Since she had never seen Herr Munster's foot, she couldn't disagree, although she thought the dark stain rather resembled a pirate map. "And this one?" she asked, showing one that obviously resembled coins and jewels in her father's favorite sea chest.
"Faces. Lots of cruel faces, staring at me."
His answer was just about what Eve had suspected, and she noted her thoughts on her pad.
Patient's fear of crowds is still prominent in his subconscious mind. Not surprising, when he has been chased half the length of Germany by a vicious, bigoted mob brandishing torches and weapons.
Yes, her work was still cut out for her. She would have to determine a way to help Frederick through his fears of being hunted and big crowds. Perhaps her assistant Pavlov's behavior patterning might provide a method. She would ask the man when he returned from France.
The grandfather clock chimed loudly beside her desk, and Eve stood, her hand outstretched. "Our time is up for today, Frederick. I want you to continue to do the exercises I gave you whenever you feel one of your nighttime terrors coming on. I also want you to practice looking into the mirror every day and repeating, 'I am a jolly good fellow' at least twenty times." She escorted Frederick to the door. "I will see you the same time next Monday. Take care, Frederick, and tell your father, Dr. Frankenstein, hello for me."
Frederick nodded, his big head ducking under the door frame as he slowly began his lumbering march to the front hall.
Tapping her fingers upon her chin, Eve watched him lurch away, his massive shoulders hunched, his oddly shaped head bobbing up and down, and his tremendously big feet slapping loudly on the marble hallway.
There went a good soul, a kind monster, and a complex man of many parts. Too bad most of those parts were mismatched, the cynical side of her thought; people could be so cruel to those who were different. But the more romantic side of Eve caused a faint smile to crease her lips. Perhaps Miss Beal might be persuaded to be Frankenstein's bride.
"What a strapping young man!" her housekeeper, Mrs. Fawlty, said in a voice loud enough for Eve to hear in the study.
Eve followed the voice. As she rounded the corner into the large entranceway, she saw the woman—a tall, middle-aged matron with modishly curled gray hair—scurrying toward her. Mrs. Fawlty's heavily painted face wore an aggrieved expression upon its continuously pinched features. The housekeeper was a woman of excessive nerves, insatiable desires, and uncertain temperament, and she was always in a snit about something.

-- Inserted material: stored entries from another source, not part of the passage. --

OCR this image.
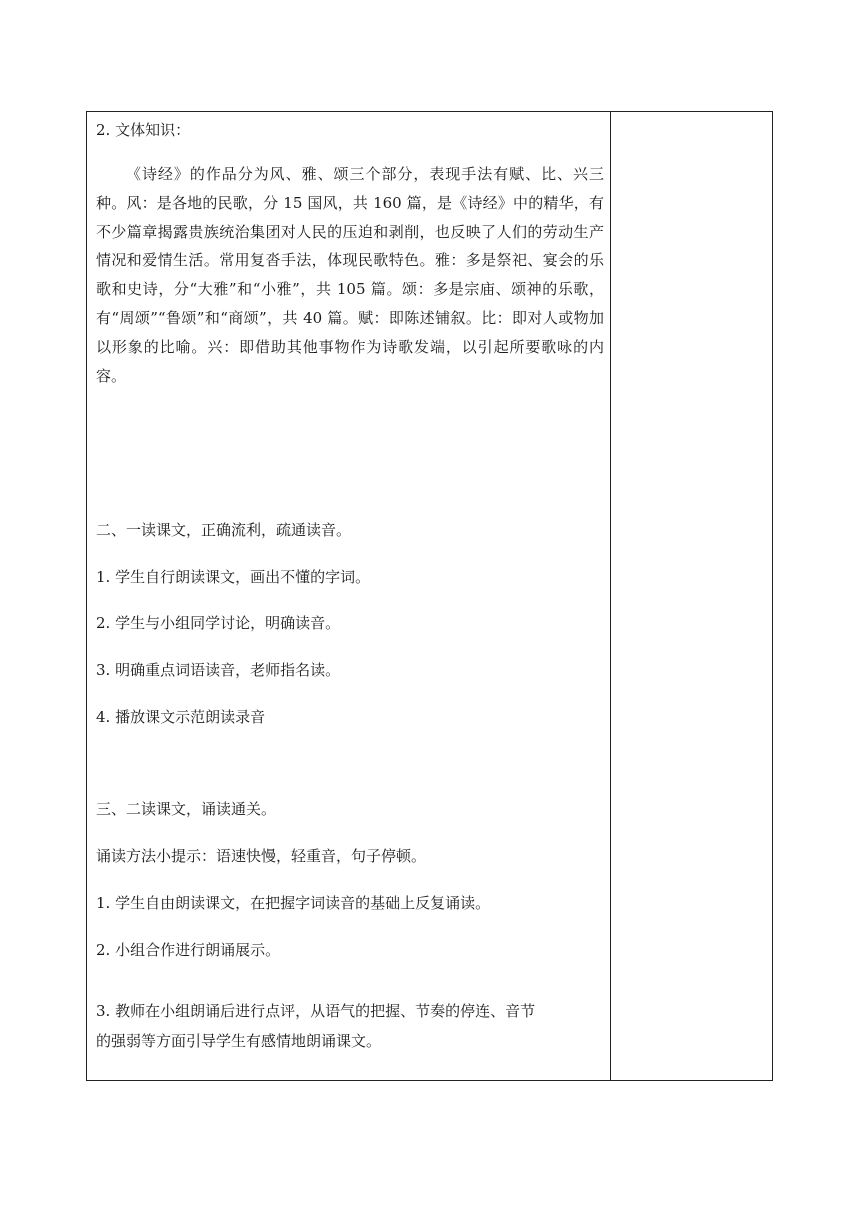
2. 文体知识：
《诗经》的作品分为风、雅、颂三个部分，表现手法有赋、比、兴三种。风：是各地的民歌，分 15 国风，共 160 篇，是《诗经》中的精华，有不少篇章揭露贵族统治集团对人民的压迫和剥削，也反映了人们的劳动生产情况和爱情生活。常用复沓手法，体现民歌特色。雅：多是祭祀、宴会的乐歌和史诗，分“大雅”和“小雅”，共 105 篇。颂：多是宗庙、颂神的乐歌，有“周颂”“鲁颂”和“商颂”，共 40 篇。赋：即陈述铺叙。比：即对人或物加以形象的比喻。兴：即借助其他事物作为诗歌发端，以引起所要歌咏的内容。
二、一读课文，正确流利，疏通读音。
1. 学生自行朗读课文，画出不懂的字词。
2. 学生与小组同学讨论，明确读音。
3. 明确重点词语读音，老师指名读。
4. 播放课文示范朗读录音
三、二读课文，诵读通关。
诵读方法小提示：语速快慢，轻重音，句子停顿。
1. 学生自由朗读课文，在把握字词读音的基础上反复诵读。
2. 小组合作进行朗诵展示。
3. 教师在小组朗诵后进行点评，从语气的把握、节奏的停连、音节
的强弱等方面引导学生有感情地朗诵课文。
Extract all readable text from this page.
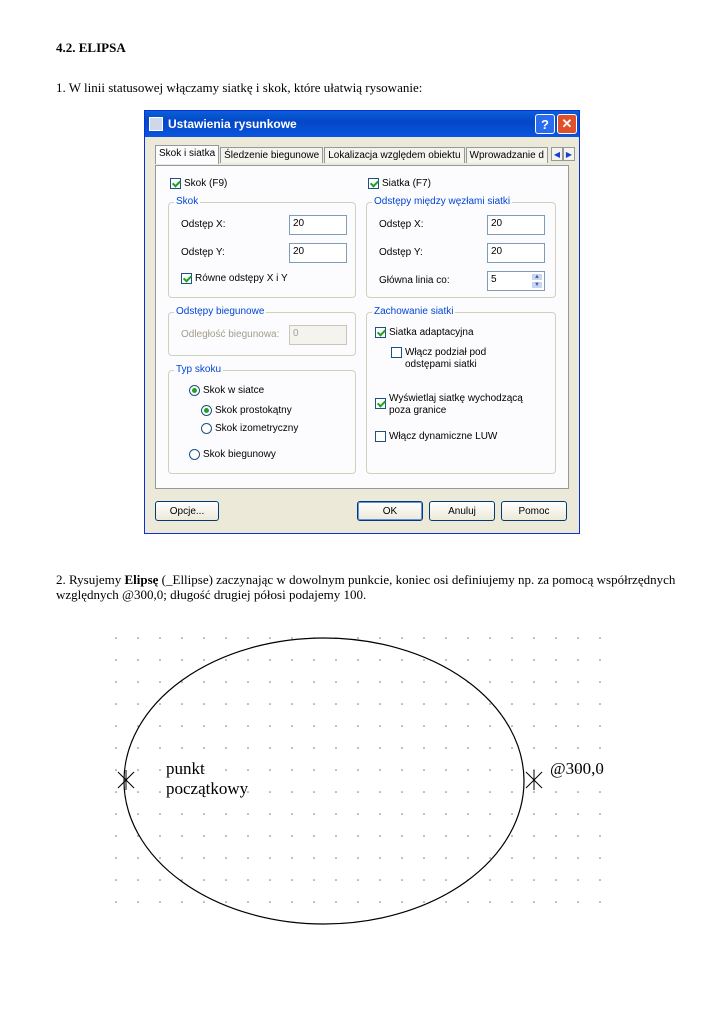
4.2. ELIPSA
1. W linii statusowej włączamy siatkę i skok, które ułatwią rysowanie:
Ustawienia rysunkowe	? ✕
Skok i siatka Śledzenie biegunowe Lokalizacja względem obiektu Wprowadzanie d	◀ ▶
Skok (F9)	Siatka (F7)
Skok
Odstęp X:	20
Odstęp Y:	20
Równe odstępy X i Y
Odstępy między węzłami siatki
Odstęp X:	20
Odstęp Y:	20
Główna linia co:	5	▲
▼
Odstępy biegunowe
Odległość biegunowa:	0
Typ skoku
Skok w siatce
Skok prostokątny
Skok izometryczny
Skok biegunowy
Zachowanie siatki
Siatka adaptacyjna
Włącz podział pod
odstępami siatki
Wyświetlaj siatkę wychodzącą
poza granice
Włącz dynamiczne LUW
Opcje...	OK	Anuluj	Pomoc
2. Rysujemy Elipsę (_Ellipse) zaczynając w dowolnym punkcie, koniec osi definiujemy np. za pomocą współrzędnych względnych @300,0; długość drugiej półosi podajemy 100.
punkt
początkowy
@300,0
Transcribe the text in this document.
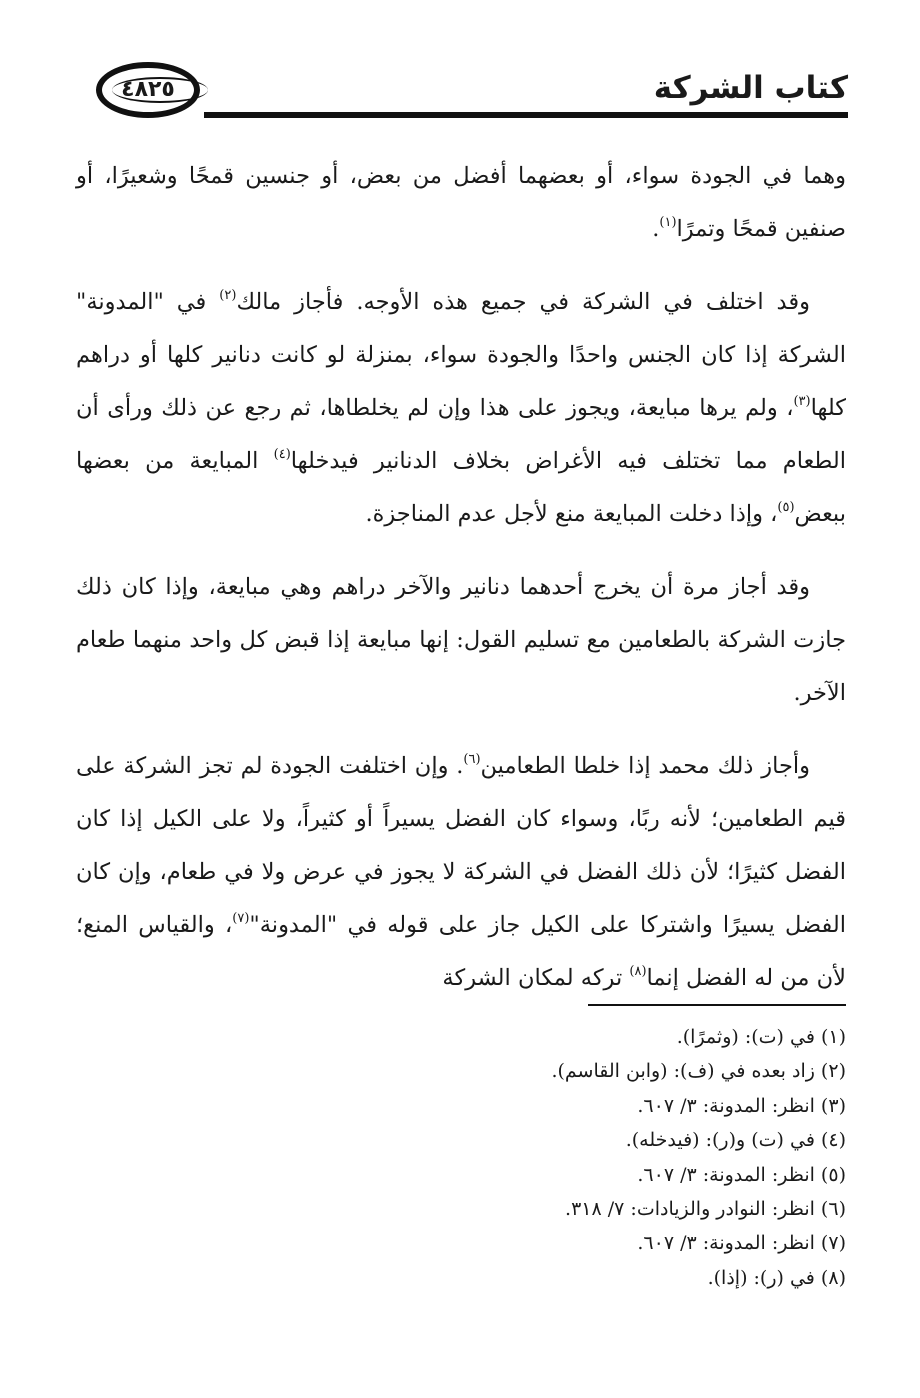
كتاب الشركة
٤٨٢٥

وهما في الجودة سواء، أو بعضهما أفضل من بعض، أو جنسين قمحًا وشعيرًا، أو صنفين قمحًا وتمرًا$^{(١)}$.

وقد اختلف في الشركة في جميع هذه الأوجه. فأجاز مالك$^{(٢)}$ في "المدونة" الشركة إذا كان الجنس واحدًا والجودة سواء، بمنزلة لو كانت دنانير كلها أو دراهم كلها$^{(٣)}$، ولم يرها مبايعة، ويجوز على هذا وإن لم يخلطاها، ثم رجع عن ذلك ورأى أن الطعام مما تختلف فيه الأغراض بخلاف الدنانير فيدخلها$^{(٤)}$ المبايعة من بعضها ببعض$^{(٥)}$، وإذا دخلت المبايعة منع لأجل عدم المناجزة.

وقد أجاز مرة أن يخرج أحدهما دنانير والآخر دراهم وهي مبايعة، وإذا كان ذلك جازت الشركة بالطعامين مع تسليم القول: إنها مبايعة إذا قبض كل واحد منهما طعام الآخر.

وأجاز ذلك محمد إذا خلطا الطعامين$^{(٦)}$. وإن اختلفت الجودة لم تجز الشركة على قيم الطعامين؛ لأنه ربًا، وسواء كان الفضل يسيراً أو كثيراً، ولا على الكيل إذا كان الفضل كثيرًا؛ لأن ذلك الفضل في الشركة لا يجوز في عرض ولا في طعام، وإن كان الفضل يسيرًا واشتركا على الكيل جاز على قوله في "المدونة"$^{(٧)}$، والقياس المنع؛ لأن من له الفضل إنما$^{(٨)}$ تركه لمكان الشركة

(١) في (ت): (وثمرًا).
(٢) زاد بعده في (ف): (وابن القاسم).
(٣) انظر: المدونة: ٣/ ٦٠٧.
(٤) في (ت) و(ر): (فيدخله).
(٥) انظر: المدونة: ٣/ ٦٠٧.
(٦) انظر: النوادر والزيادات: ٧/ ٣١٨.
(٧) انظر: المدونة: ٣/ ٦٠٧.
(٨) في (ر): (إذا).
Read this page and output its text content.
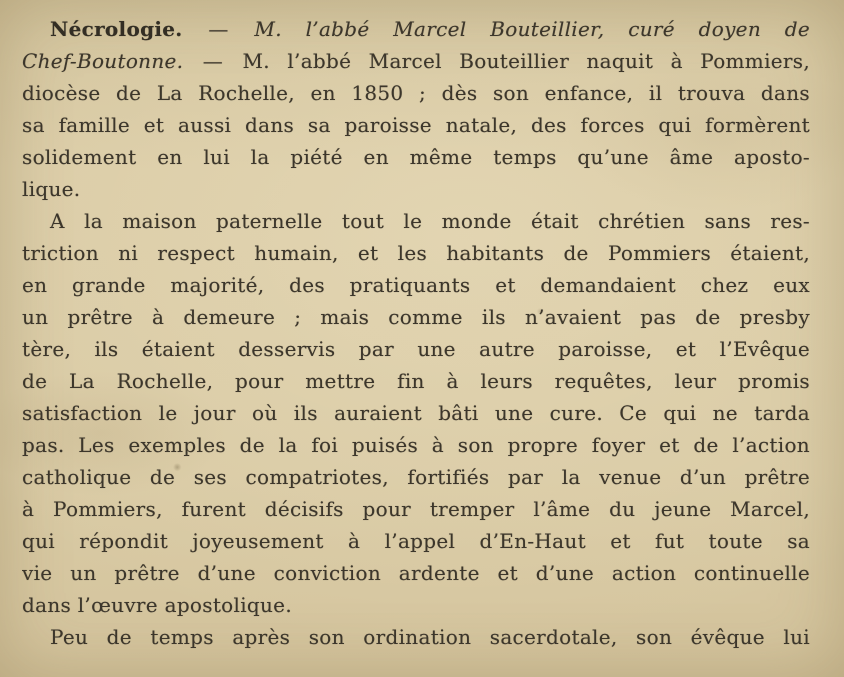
Nécrologie. — M. l’abbé Marcel Bouteillier, curé doyen de
Chef-Boutonne. — M. l’abbé Marcel Bouteillier naquit à Pommiers,
diocèse de La Rochelle, en 1850 ; dès son enfance, il trouva dans
sa famille et aussi dans sa paroisse natale, des forces qui formèrent
solidement en lui la piété en même temps qu’une âme aposto-
lique.
A la maison paternelle tout le monde était chrétien sans res-
triction ni respect humain, et les habitants de Pommiers étaient,
en grande majorité, des pratiquants et demandaient chez eux
un prêtre à demeure ; mais comme ils n’avaient pas de presby
tère, ils étaient desservis par une autre paroisse, et l’Evêque
de La Rochelle, pour mettre fin à leurs requêtes, leur promis
satisfaction le jour où ils auraient bâti une cure. Ce qui ne tarda
pas. Les exemples de la foi puisés à son propre foyer et de l’action
catholique de ses compatriotes, fortifiés par la venue d’un prêtre
à Pommiers, furent décisifs pour tremper l’âme du jeune Marcel,
qui répondit joyeusement à l’appel d’En-Haut et fut toute sa
vie un prêtre d’une conviction ardente et d’une action continuelle
dans l’œuvre apostolique.
Peu de temps après son ordination sacerdotale, son évêque lui
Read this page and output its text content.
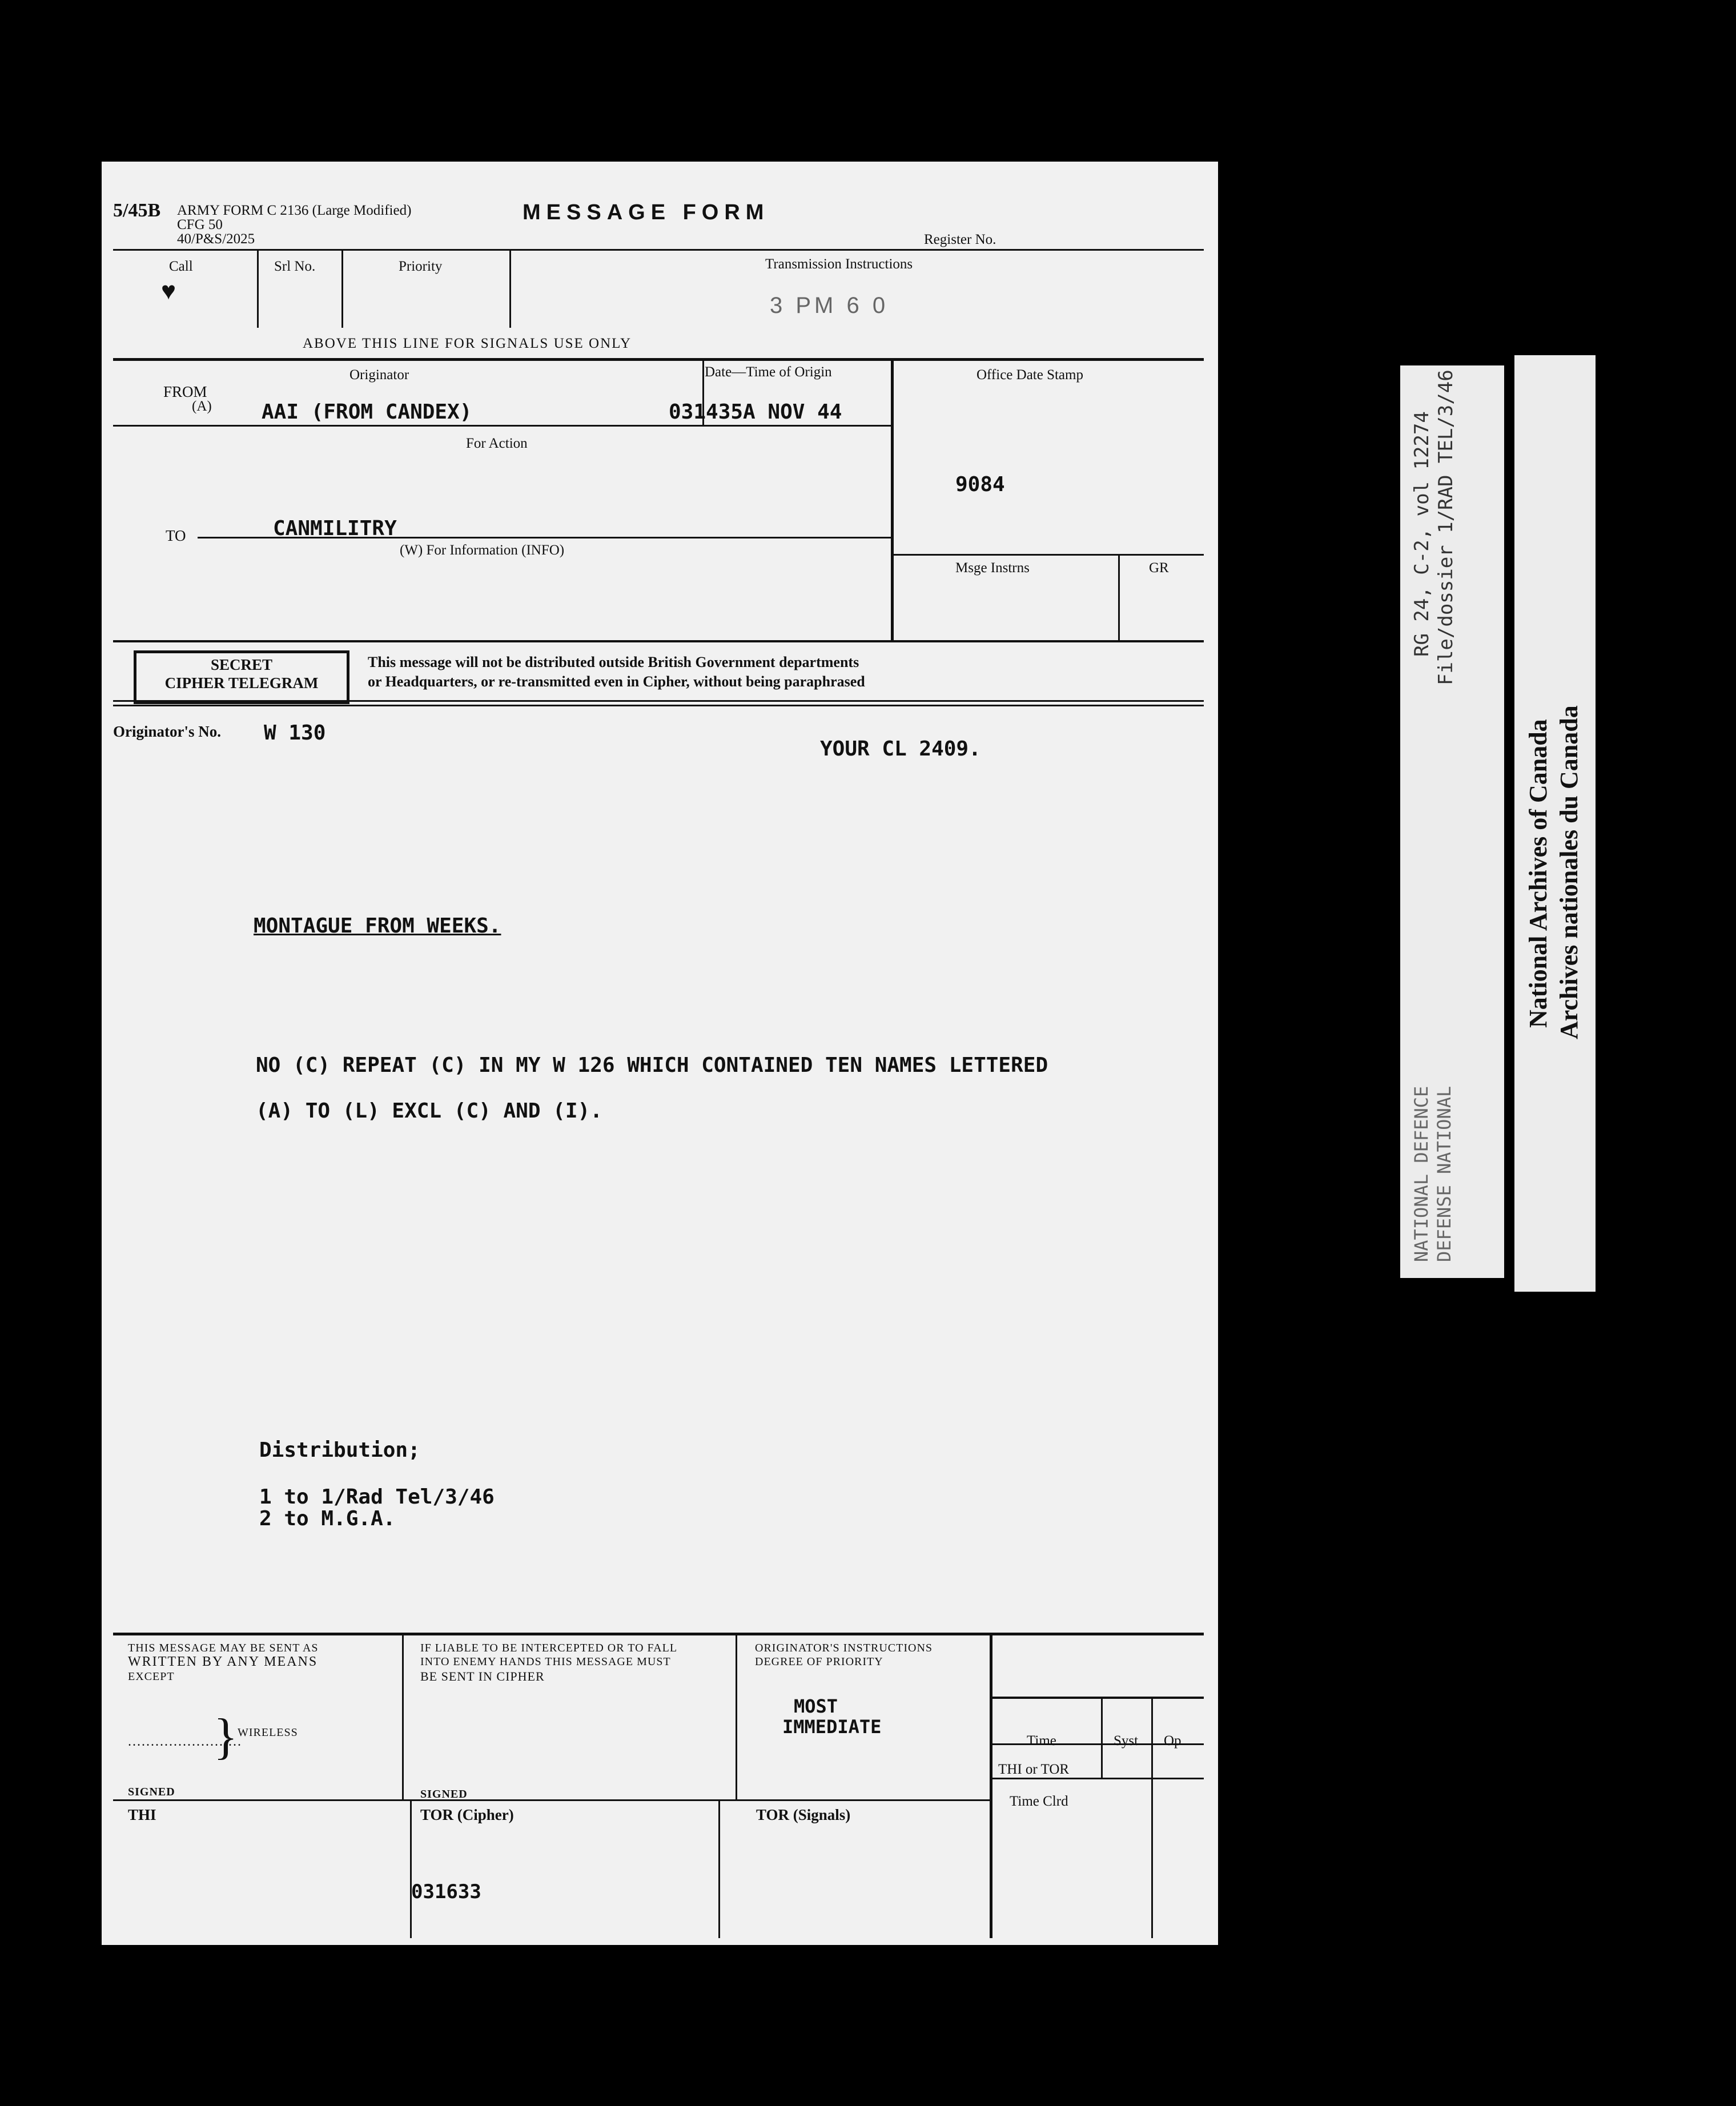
5/45B ARMY FORM C 2136 (Large Modified)
CFG 50
40/P&S/2025
MESSAGE FORM
Register No.
Call
♥
Srl No.	Priority	Transmission Instructions
3 PM 6 0
ABOVE THIS LINE FOR SIGNALS USE ONLY
Originator
FROM
(A) AAI (FROM CANDEX)
Date—Time of Origin
031435A NOV 44
For Action
TO	CANMILITRY
(W) For Information (INFO)
Office Date Stamp
9084
Msge Instrns	GR
SECRET
CIPHER TELEGRAM
This message will not be distributed outside British Government departments
or Headquarters, or re-transmitted even in Cipher, without being paraphrased
Originator's No. W 130
YOUR CL 2409.
MONTAGUE FROM WEEKS.
NO (C) REPEAT (C) IN MY W 126 WHICH CONTAINED TEN NAMES LETTERED
(A) TO (L) EXCL (C) AND (I).
Distribution;
1 to 1/Rad Tel/3/46
2 to M.G.A.
THIS MESSAGE MAY BE SENT AS
WRITTEN BY ANY MEANS
EXCEPT
.........................
} WIRELESS
SIGNED
IF LIABLE TO BE INTERCEPTED OR TO FALL
INTO ENEMY HANDS THIS MESSAGE MUST
BE SENT IN CIPHER
SIGNED
ORIGINATOR'S INSTRUCTIONS
DEGREE OF PRIORITY
MOST
IMMEDIATE
Time	Syst Op
THI or TOR
Time Clrd
THI	TOR (Cipher)
031633
TOR (Signals)
RG 24, C-2, vol 12274 File/dossier 1/RAD TEL/3/46
NATIONAL DEFENCE DEFENSE NATIONAL
National Archives of Canada Archives nationales du Canada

"It's a shame that husband of yours is in that godforsaken country of Trainstationia, working on those railroads all the livelong days. Who knows what foreign disease he might be catching, and who knows what foreign ladies he might be tupping? They might be giving him an evil eye or something even worse, what with their tawdry Trainstationia ways. You just can't trust them foreign women. No, sirree, I tell you, you sure can't. They'll try to steal him away from you, they will."
Eve repressed a smile. Let them try. Her husband was, after all, the quintessential invisible man, resistant to all lures of the flesh. "It's Transylvania, and my husband is doctoring a mad vampire. Remember, I've told you this before." At least a thousand times in the past two years, Eve thought wryly. But Mrs. Fawlty heard what she heard, and if it wasn't to her liking then it doubtless never reached her brain.